Het Routeplan 2030 is een plan waarin overheden samen prioriteiten stellen. De uitvoering van het Routeplan ligt in de handen van de gekende overheidspartners (op de diverse bevoegdheidsniveaus). Het zal een gedeeld engagement en verantwoordelijkheid vergen van de betrokken lokale besturen en overheidsactoren om de speerpunten in het mobiliteitsbeleid de komende jaren te vertalen in ingrepen en maatregelen op het vervoernetwerk. De vervoerregio voorziet in een aantal structuren (team Vervoerregio Antwerpen, team MOW, de Vervoerregioraad) om die samenwerking te faciliteren en aan te jagen.
De Vervoerregio tracht vanuit een neutrale, coördinerende rol de inhoudelijke en procesmatige regisseur te zijn van de werking. Vervoerregio’s zijn namelijk een uniek schaalniveau in het mobiliteitsveld om (1) overzicht te creëren in het kluwen, (2) advies te verlenen vanuit een ‘helikopterzicht’ op de regio en (3) verbindingspool te zijn tussen bestaande initiatieven op diverse schaalniveaus. Om dat te bewerkstelligen, functioneert het geheel als een open netwerkorganisatie: de vervoerregio voorziet een werkomgeving waar actoren hun individuele belangen overstijgen om in tijdelijke, geïntegreerde projectteams samen te werken.
Nog niet alle mobiliteitsambities in het plan zijn ruimtelijk getoetst. Gezien de omvang en complexiteit van het Routeplan, wordt ervoor geopteerd om project per project het geïntegreerde karakter te toetsen. Dat is o.a. ook het geval voor lopende trajecten zoals de Oosterweelverbinding, de Overkappingen en het Haventracé. Aparte studies zoomen o.a. in op de ruimtelijke inpasbaarheid.
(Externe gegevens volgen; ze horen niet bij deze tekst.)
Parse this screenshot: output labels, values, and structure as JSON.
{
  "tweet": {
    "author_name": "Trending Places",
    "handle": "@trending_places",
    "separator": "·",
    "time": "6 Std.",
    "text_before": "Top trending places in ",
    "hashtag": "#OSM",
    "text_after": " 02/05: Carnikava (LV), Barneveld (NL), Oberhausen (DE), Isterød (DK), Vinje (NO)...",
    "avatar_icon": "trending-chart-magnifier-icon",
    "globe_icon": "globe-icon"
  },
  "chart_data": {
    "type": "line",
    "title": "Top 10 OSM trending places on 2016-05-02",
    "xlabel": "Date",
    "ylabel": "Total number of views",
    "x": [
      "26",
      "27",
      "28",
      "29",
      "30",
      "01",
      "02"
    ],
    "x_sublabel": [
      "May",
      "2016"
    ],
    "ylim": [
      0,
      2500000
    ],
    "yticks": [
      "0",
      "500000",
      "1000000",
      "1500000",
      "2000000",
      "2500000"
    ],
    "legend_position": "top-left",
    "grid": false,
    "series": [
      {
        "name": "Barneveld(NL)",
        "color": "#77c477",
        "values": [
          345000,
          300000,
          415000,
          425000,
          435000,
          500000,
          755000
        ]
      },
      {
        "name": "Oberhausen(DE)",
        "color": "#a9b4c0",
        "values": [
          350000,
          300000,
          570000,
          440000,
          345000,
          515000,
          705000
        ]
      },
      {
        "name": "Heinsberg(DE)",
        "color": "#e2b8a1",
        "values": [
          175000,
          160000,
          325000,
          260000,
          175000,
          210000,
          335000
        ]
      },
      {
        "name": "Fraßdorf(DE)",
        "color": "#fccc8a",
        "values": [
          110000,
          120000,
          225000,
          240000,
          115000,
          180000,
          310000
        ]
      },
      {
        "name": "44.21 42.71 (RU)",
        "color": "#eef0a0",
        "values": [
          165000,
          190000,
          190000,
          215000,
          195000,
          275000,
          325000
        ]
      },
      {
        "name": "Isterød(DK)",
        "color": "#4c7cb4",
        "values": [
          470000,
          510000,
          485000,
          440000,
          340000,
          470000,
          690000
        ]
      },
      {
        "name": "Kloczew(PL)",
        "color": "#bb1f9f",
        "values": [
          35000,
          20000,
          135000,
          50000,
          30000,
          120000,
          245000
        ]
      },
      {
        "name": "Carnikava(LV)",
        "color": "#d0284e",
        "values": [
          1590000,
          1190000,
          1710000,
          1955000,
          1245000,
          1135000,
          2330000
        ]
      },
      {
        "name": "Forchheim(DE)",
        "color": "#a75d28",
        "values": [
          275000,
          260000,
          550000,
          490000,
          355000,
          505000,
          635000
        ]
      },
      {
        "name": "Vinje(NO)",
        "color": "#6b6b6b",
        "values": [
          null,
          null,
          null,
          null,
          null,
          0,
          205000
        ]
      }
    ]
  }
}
Zo worden dergelijke mobiliteitsprojecten niet alleen vanuit mobiliteitsbehoeften ontworpen, maar evenzeer vanuit ruimtelijke haalbaarheid, leefkwaliteit, klimaatbestendigheid e.d.
Aangezien ruimte in de regio beperkt is, zullen er op sommige plaatsen keuzes moeten gemaakt worden of alternatieven moeten worden gezocht. Dat zal blijken uit het vervolgtraject en de verdere concretisering en prioritering van de ambities.